A report in the Lexington Herald-Leader says 80 percent of Kentucky's Medicaid bill is paid by Washington and more than one in five Kentuckians receives a monthly check from the Social Security System, totaling $8.5 billion a year. Washington also spends over $2 billion a year on flood insurance for Kentuckians, $667 million in crop insurance, and $877 million in mortgage insurance.  Plus the Bluegrass State is home to federal facilities ranging from Ft. Knox to the Department of Energy's Gaseous Diffusion Plant in Paducah. 

Kentuckians are addicted to federal spending—they're the Lindsay Lohan of states, the Charlie Sheen of commonwealths.

The Herald-Leader also pointed out that the USDA—the giant federal agriculture bureaucracy in Barack Obama's Big Government—gave Kentucky's Letcher County $100,000 for a new fire truck. Anyone want to guess who the good people of Letcher County voted for in the 2008 presidential election? You got it. John McCain got 65 percent. But maybe that's because the patriotic folks there loved a war hero. So let's look at 2010: Rand Paul's crusade against federal spending carried the day in Letcher County. 

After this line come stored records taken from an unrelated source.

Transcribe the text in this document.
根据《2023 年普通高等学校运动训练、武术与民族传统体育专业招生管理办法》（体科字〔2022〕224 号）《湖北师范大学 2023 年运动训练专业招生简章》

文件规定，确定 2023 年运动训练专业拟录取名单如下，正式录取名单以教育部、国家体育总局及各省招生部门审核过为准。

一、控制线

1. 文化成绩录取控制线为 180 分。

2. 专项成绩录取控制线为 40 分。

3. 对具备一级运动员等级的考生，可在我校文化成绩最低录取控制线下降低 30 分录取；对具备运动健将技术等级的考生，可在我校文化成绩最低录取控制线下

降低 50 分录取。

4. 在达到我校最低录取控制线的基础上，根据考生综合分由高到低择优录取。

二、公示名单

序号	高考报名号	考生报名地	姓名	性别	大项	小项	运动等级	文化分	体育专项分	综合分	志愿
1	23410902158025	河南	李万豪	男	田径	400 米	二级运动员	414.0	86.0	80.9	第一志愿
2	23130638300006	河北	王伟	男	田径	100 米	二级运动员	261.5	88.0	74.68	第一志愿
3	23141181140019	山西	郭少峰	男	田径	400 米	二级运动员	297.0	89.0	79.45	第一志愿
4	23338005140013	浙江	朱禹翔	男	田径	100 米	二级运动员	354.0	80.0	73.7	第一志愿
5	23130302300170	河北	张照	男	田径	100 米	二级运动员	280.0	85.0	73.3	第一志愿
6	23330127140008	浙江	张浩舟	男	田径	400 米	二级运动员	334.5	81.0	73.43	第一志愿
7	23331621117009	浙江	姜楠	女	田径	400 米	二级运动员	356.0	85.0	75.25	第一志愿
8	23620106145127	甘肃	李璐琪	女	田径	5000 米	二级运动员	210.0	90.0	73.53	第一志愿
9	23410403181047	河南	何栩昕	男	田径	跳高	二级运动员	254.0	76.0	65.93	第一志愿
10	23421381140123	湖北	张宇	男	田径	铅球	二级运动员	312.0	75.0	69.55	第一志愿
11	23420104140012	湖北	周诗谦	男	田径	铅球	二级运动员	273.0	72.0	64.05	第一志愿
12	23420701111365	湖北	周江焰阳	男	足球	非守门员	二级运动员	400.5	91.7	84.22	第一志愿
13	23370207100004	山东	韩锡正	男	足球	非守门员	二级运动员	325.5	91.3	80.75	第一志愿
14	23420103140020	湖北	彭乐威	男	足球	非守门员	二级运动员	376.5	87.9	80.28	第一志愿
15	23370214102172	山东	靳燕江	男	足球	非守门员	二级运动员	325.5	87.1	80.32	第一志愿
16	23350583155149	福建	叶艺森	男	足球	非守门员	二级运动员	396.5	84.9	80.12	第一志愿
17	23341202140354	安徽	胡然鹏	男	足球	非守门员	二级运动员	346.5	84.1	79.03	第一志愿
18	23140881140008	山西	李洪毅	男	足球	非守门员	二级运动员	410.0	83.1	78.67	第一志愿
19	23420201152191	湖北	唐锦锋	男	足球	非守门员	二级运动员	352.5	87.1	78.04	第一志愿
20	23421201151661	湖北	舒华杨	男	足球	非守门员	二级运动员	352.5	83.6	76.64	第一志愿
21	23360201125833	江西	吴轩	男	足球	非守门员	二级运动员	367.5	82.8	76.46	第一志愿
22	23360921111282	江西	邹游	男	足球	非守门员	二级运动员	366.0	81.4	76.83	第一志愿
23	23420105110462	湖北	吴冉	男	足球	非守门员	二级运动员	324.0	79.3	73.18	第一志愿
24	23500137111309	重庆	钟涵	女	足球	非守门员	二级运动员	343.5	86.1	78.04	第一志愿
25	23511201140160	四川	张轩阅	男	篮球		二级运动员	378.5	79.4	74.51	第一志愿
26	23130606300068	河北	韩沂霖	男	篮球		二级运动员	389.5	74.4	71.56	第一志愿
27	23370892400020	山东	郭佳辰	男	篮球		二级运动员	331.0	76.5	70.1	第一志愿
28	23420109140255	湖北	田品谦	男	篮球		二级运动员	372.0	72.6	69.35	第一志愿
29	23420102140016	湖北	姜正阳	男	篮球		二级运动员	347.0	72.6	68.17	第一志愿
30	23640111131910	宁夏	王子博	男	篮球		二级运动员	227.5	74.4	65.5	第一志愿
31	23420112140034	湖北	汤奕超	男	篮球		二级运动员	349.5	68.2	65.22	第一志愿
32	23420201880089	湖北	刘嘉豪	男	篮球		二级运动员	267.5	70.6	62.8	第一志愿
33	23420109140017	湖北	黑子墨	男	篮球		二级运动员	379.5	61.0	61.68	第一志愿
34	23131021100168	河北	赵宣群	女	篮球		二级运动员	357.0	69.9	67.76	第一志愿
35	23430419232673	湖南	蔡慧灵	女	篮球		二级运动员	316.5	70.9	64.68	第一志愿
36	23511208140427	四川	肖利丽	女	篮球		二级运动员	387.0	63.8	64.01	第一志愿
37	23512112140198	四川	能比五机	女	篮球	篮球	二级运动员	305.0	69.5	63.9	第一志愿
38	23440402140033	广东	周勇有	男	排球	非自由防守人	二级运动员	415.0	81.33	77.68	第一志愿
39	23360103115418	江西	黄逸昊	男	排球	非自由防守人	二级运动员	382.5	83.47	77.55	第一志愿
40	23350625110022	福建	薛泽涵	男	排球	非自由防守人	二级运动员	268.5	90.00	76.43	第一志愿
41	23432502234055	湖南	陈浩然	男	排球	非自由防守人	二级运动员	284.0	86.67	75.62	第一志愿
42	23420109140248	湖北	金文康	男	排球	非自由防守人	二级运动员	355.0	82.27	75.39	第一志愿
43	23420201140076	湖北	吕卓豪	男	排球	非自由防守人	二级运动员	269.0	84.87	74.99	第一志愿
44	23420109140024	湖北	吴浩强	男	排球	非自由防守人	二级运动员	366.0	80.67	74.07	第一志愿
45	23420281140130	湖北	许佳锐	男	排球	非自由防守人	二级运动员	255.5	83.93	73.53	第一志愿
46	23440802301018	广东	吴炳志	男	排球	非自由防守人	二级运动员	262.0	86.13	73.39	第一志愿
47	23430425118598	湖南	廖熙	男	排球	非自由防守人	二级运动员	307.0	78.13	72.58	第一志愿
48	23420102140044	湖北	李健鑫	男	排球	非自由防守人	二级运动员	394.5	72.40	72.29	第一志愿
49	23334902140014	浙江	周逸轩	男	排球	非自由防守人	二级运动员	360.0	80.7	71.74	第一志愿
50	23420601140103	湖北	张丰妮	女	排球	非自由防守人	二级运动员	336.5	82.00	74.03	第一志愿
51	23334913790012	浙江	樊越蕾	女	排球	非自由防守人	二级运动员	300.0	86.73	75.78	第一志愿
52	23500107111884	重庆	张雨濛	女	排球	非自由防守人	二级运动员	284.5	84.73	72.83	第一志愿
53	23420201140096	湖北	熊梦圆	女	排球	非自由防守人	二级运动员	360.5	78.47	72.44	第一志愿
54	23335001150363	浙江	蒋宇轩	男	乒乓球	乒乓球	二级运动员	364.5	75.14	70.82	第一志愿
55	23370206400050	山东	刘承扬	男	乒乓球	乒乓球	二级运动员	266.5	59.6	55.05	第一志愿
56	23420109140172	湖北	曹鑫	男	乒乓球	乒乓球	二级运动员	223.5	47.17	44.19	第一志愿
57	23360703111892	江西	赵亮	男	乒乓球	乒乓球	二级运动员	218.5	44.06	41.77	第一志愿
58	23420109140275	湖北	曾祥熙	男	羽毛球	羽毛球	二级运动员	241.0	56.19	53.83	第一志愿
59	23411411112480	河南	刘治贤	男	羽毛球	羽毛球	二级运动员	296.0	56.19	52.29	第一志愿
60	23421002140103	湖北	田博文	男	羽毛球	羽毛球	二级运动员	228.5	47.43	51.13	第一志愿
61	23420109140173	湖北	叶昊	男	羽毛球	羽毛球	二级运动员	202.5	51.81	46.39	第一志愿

So give the people what they want. Defy Shields’ Law. Defund Kentucky. Kentuckians are addicted to federal spending—they're the Lindsay Lohan of states, the Charlie Sheen of commonwealths.  Let's put them in detox.  By trying this experiment in one state we can honor the conservatives' belief in states' rights, allowing Kentucky to truly be a laboratory of democracy. If it were up to me, they'd go cold turkey—not one federal dime. But that may be going too far, too soon.  So, I have to ask Kentucky, with all due respect: Can we just reclaim the extra 51 cents you take from Washington for every tax dollar you send?  Can we transfer our gold from Ft. Knox to, say, San Francisco? They actually like federal spending there, so holding our federal gold will not offend their moral standards. And let's put that Gaseous Diffusion Plant in...well, on second thought, keep it, Kentucky. I'm not sure what it is, but it kind of sounds like my teenage boys' room after burrito night. 

But can we at least have our firetruck back? 

Paul Begala is a CNN political contributor and a research professor at Georgetown University's Public Policy Institute. He was a senior strategist for the 1992 Clinton-Gore campaign and served as counselor to President Clinton in the White House.